GS6 Speakers
Chisato Miyaura
Vice President, Tokyo University of Agriculture and Technology (TUAT), Japan.
Japanese actions to improve Gender Diversity in STEMM Fields (download presentation here )
Plenary Panel 3: Developing Policies & Partnerships to Improve Gender Diversity in STEMM
Chisato Miyira is Vice President of Tokyo University of Agriculture and Technology, where she has been a professor since March 2003. She has also been a representative of the university’s Women's Future Development Organization since 2009, and was an Advisor to the President for Gender Equality Support Affairs on behalf of the university from July 2008 to March 2014. Prior to that, she was Director of the university’s Women's Career Support and Development Center, from September 2006 to March 2009.She was previously associate professor of Tokyo University of Pharmacy and Life Sciences, and before that was a research associate and lecturer at Showa University, Japan. She obtained her Bachelors of Pharmaceutical Sciences, Tokyo University of Science, in March 1978.
Summary of talk for Gender Summit 6 Asia-Pacific:
In Japan, the gender diversity for science is an important topic in the university, the research organization and the private company. In particular, the number of the woman researchers is limited in STEMM fields. From 2006, Japanese Government, the Ministry of Education, Culture, Sports, Science and Technology (MEXT), started the program“Human Resource Development Program for Science and Technology for Woman Researchers” to improve the environment and the career support for the woman researchers in universities. Tokyo University of Agriculture and Technology (TUAT), a national university located in Tokyo, received the grant from MEXT in 2006, and established The Women's Future Development Organization to start the various actions of the support system for the woman researchers and the female students.
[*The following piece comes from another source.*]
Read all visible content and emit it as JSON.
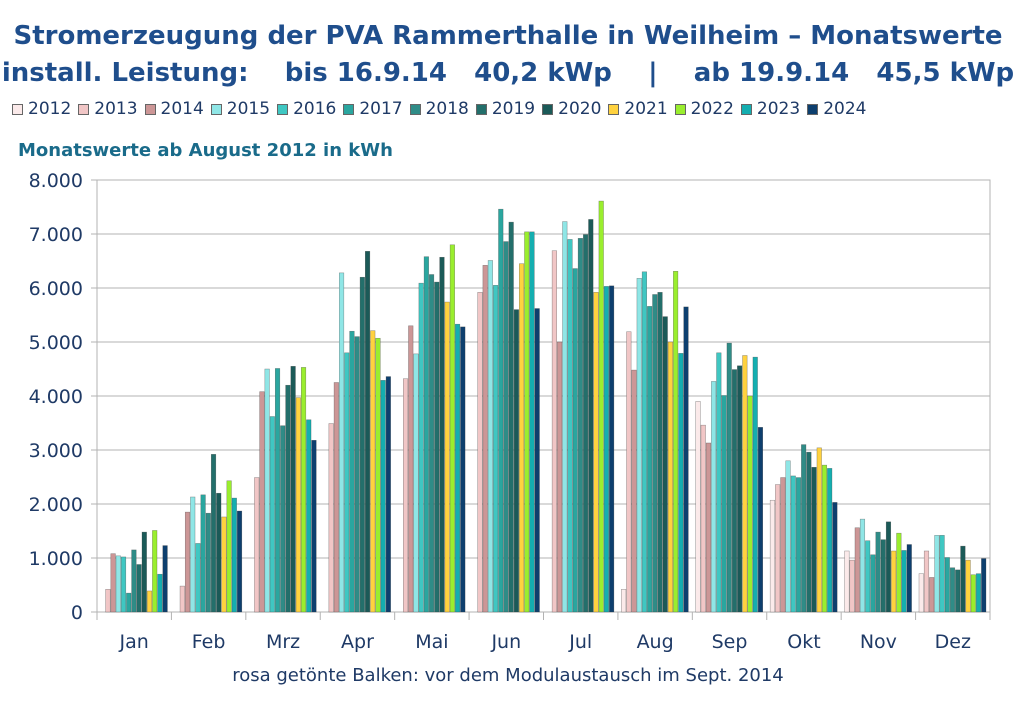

The child care is one of the life events for woman researchers, because the child care need time, and the research activity also need time every day. Then, TUAT employed young researchers to support the woman researchers with the child care, which is also good system for young researchers to have an opportunity of research work in the laboratory. The educational programs for the female students is the effective system to stimulate the various career path after the completion of Ph.D. graduate school. They can have several opportunities to communicate with the woman researchers in the private company and the public research organizations. These actions now spreads through the whole area in Japan, and both national university and private university try to continue the actions of the support for the woman researcher and female students especially in the STEMM fields. In this talk, I will introduce the activity in TUAT as an example, and discuss the situation of gender diversity for science in Japan.